A new year, like the next chapter of a story, isn’t supposed to be more of the same. There’s an expectancy, or at least a hope, that the days ahead will somehow be different; that they’ll be better.
We need “better” in so many areas. Warmer relations in and among people; communities free of tension and hostility. Steady, more satisfying activities. Better health. It’s not a short list.
There are plenty of people endeavoring to improve human life, and many are better off as a result. Still, better humanitarian help can’t meet all the needs. People can have many things and still feel deep discontent.
Is it possible to satisfy the heart’s longing for something better, and to find lasting contentment?
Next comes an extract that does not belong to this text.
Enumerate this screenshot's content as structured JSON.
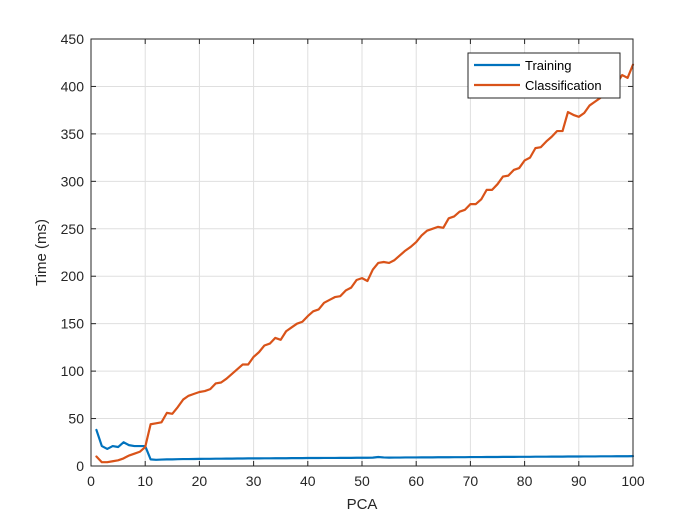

The answer is yes, and it lies in discovering greater spirituality.
Spirituality isn’t some pie-in-the-sky dreaminess, keeping our head in the clouds while our lives roll on dull and unfulfilled. Greater spirituality means an inspired life; it’s the practical and rewarding effect of enlarging our understanding of Spirit, God, and of what flows from Him.
It’s Spirit, not matter, that provides the qualities that make life deeply satisfying. Goodness, vitality, stability, happiness, freedom, wisdom, all come from God who is Life itself. In Science and Health Mary Baker Eddy writes: “A mortal, corporeal, or finite conception of God cannot embrace the glories of limitless, incorporeal Life and Love. Hence the unsatisfied human craving for something better, higher, holier, than is afforded by a material belief in a physical God and man.”
There’s nothing more uplifting than Spirit. Nothing is more enduring. Spirit is eternal, and the qualities of Spirit are inexhaustible; they don’t run down, leaving us feeling empty and disappointed.
Spirit is enlivening and perpetual. Our heartfelt desire to discover more spirituality is a potent prayer to enlarge our sense of Spirit and enrich our lives.
Goodness never came through nor does it abide in material forms. It’s not infused into a more luxurious apartment or a sportier new car. The nature of matter makes it impossible for matter to be an agency for genuine good, which is spiritual. Spirit alone, and in countless ways, fulfills the heart’s longing for good.
As we become more acquainted with Spirit, it’s really quite natural to find the goodness and satisfaction we’re looking for. A deeper affection for others, greater selflessness, thoughts that comfort and heal, purposeful activity—all the manifestations of a more spiritual life. Nothing is more meaningful. All these point to the actual nature of man as the likeness of God, good. They also characterize the life of Christ Jesus, who didn’t descend into thinking that life is material and intolerably empty. Quite the contrary. He said, “I am come that they might have life, and that they might have it more abundantly.”
Prayer not only brings us an awareness of the abundance of spiritual qualities inherent in man, it also helps us break free from the repressiveness of a fleshly sense of ourselves. Self-centeredness, bitterness, narrowness, and so forth would keep us from fully expressing the spiritual qualities that we intuitively know man to include.
When we feel something of the expression of Spirit through prayer, we’re empowered to reject any resistance to spirituality. We’re impelled to show more compassion, to have a greater measure of patience, or to be more loving and forgiving. This is putting our prayers for more spirituality into action. It rouses us to see more of our true selfhood.
So instead of thinking of greater spirituality as a lofty or impractical goal, too distant to make a real and immediate difference in an otherwise drab, material world, we should instead see it as the very essence of life. Man isn’t the joyless, material creature we’re tempted to believe he is.
If we long to heal discontent, if we’re tired of ending our days with the disappointment that nothing seems to be improving, then consistent prayer for more spirituality is worth pursuing. What we gain will not only cheer our hearts but it will gradually, profoundly improve our lives. Not only that, but a more spiritual life conveys a quiet yet unmistakable message to others. It touches and brightens the hearts of those who also may be longing for something better themselves. Wouldn’t this, more than all else, make for a grand new year, and beyond?